Clearly I don’t have a definitive answer, but I do have the question, and I would like to hear from others, particularly my colleagues in the realm of online hosting, about any thoughts or ideas you may have been exploring in this area. What language do you use, or think would work well to differentiate between online events held in cyberspace and those held in physical space?

Postnote: I started working on this piece several months ago, and just hadn’t yet posted it (too many things on the “to do” list). During that time I have been experimenting with the term “onsite” to differentiate from “online” experience. The online environment can certainly have “sites” (what are websites after all, if not places in the online sphere?), but somehow it does seem to convey the difference, and it meets my criteria for not privileging one experience over the other. What do you think about the word “onsite” as a companion to/differentiator from “online” experience?

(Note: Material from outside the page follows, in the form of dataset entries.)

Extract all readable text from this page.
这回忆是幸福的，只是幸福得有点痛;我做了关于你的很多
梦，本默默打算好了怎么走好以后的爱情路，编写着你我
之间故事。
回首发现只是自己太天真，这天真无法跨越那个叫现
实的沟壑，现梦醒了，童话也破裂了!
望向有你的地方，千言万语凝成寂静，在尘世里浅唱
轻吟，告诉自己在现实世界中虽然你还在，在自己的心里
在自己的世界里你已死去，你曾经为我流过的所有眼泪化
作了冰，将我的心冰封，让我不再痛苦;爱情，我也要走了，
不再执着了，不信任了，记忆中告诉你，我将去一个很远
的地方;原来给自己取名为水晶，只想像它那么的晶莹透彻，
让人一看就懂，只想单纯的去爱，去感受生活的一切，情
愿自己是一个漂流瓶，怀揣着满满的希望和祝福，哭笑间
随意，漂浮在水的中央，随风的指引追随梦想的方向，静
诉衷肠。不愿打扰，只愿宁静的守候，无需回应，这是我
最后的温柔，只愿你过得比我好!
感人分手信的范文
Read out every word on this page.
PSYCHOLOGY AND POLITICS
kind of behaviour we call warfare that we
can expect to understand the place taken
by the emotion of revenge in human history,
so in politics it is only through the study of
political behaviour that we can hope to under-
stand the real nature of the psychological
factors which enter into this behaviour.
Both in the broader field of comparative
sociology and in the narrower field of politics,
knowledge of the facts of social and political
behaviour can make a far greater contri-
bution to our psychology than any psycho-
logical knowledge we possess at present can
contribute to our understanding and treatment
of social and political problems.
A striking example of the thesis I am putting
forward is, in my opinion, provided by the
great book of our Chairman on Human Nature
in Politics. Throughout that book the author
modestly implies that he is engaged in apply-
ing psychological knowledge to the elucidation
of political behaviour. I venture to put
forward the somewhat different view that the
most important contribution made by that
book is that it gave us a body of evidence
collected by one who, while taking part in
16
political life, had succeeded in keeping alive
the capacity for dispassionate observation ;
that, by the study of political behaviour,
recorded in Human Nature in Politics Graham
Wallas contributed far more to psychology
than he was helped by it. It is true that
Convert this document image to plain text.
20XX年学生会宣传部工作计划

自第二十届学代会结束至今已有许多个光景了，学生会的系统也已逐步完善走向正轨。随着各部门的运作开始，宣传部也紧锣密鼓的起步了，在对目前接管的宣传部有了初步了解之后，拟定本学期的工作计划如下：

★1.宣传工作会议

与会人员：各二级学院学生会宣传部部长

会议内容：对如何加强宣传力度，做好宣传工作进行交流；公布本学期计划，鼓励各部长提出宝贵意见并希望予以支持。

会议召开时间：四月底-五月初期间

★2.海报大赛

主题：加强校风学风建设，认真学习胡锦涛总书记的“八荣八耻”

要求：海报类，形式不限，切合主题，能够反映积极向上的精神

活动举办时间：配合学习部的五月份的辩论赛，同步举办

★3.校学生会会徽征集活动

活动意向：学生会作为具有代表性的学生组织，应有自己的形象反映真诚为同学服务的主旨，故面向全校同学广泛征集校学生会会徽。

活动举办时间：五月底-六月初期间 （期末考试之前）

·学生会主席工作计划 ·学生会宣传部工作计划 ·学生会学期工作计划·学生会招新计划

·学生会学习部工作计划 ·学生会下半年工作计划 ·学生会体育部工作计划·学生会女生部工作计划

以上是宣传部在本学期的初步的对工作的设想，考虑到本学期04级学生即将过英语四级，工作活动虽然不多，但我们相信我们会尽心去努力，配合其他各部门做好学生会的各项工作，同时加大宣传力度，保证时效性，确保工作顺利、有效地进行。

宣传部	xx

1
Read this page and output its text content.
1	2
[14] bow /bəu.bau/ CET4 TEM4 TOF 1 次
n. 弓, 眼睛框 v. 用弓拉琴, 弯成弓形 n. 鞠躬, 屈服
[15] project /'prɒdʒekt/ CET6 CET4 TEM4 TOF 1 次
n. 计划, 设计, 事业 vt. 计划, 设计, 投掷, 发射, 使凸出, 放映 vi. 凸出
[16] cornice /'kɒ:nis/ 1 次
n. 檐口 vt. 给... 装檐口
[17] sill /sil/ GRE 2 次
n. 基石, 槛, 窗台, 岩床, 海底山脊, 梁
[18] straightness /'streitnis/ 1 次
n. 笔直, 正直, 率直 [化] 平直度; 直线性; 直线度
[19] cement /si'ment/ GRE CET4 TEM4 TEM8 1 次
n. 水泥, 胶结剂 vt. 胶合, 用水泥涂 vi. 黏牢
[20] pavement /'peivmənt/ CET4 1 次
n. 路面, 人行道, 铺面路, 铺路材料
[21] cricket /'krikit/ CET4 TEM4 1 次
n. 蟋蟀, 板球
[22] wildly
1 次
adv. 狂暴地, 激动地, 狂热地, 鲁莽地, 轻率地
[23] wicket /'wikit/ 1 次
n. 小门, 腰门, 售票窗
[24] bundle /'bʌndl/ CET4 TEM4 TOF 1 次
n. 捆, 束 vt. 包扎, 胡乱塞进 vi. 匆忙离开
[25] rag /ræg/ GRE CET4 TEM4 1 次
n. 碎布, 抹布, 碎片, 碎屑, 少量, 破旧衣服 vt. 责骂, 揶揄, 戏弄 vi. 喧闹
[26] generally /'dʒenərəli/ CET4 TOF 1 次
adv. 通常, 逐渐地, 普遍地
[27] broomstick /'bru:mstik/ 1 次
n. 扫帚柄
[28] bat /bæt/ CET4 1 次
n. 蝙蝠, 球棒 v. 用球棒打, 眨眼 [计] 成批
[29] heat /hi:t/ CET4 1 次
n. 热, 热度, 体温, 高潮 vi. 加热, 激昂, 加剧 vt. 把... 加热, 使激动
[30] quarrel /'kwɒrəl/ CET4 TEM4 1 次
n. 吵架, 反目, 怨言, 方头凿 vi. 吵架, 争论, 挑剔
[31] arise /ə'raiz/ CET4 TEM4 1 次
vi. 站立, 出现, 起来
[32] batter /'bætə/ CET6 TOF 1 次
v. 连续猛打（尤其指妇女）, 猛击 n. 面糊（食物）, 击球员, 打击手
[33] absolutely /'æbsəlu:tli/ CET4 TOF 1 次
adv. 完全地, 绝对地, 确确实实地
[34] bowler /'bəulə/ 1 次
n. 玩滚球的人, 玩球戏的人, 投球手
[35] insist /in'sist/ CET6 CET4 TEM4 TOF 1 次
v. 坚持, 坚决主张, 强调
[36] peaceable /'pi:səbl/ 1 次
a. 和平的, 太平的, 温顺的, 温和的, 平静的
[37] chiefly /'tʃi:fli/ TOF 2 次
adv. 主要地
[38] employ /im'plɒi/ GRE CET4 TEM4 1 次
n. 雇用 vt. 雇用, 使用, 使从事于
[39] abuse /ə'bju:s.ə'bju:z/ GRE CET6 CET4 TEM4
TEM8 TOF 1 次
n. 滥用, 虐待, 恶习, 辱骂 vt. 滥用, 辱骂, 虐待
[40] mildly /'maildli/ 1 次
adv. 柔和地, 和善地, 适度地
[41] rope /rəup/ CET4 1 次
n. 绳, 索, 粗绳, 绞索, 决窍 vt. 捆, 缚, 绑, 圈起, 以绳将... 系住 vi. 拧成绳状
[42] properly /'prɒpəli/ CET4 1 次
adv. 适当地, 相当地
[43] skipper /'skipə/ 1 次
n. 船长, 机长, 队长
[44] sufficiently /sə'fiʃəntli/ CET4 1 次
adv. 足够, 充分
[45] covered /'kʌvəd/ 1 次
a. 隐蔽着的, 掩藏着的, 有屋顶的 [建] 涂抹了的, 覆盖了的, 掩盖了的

6 Comments on ““Real Life””

  1. Hi Amy, when I am online,there are two senses available for connection: seeing and hearing. No possibility for connection via smell, touch and taste (through a shared meal). Smell and touch also as distance of body are mostly not conscious during a conversation, but influencing the process. So there is a parallel to communication with people who have a sense less. If I am talking with a blind person, I have to convey my message via sound or touch (smell is working anyway). But it is a real communication with a huge range of possibilities. Talking online is similar. Other senses are excluded, but deep communication is reachable. So, yes, there is something excluded in online communication. But there is also something possible which is excluded from local meetigs: the freedom from the necessity to be at the same place with the person I want talk to.
    This no wording but perhaps an interesting point of view.
    Have a wonderful year ☺

    1. Thank you Ria! You are one of the people I wanted to reach out to about this post and ask you what you thought, so I’m thrilled to have your response! Much love to you, Geeky Sister.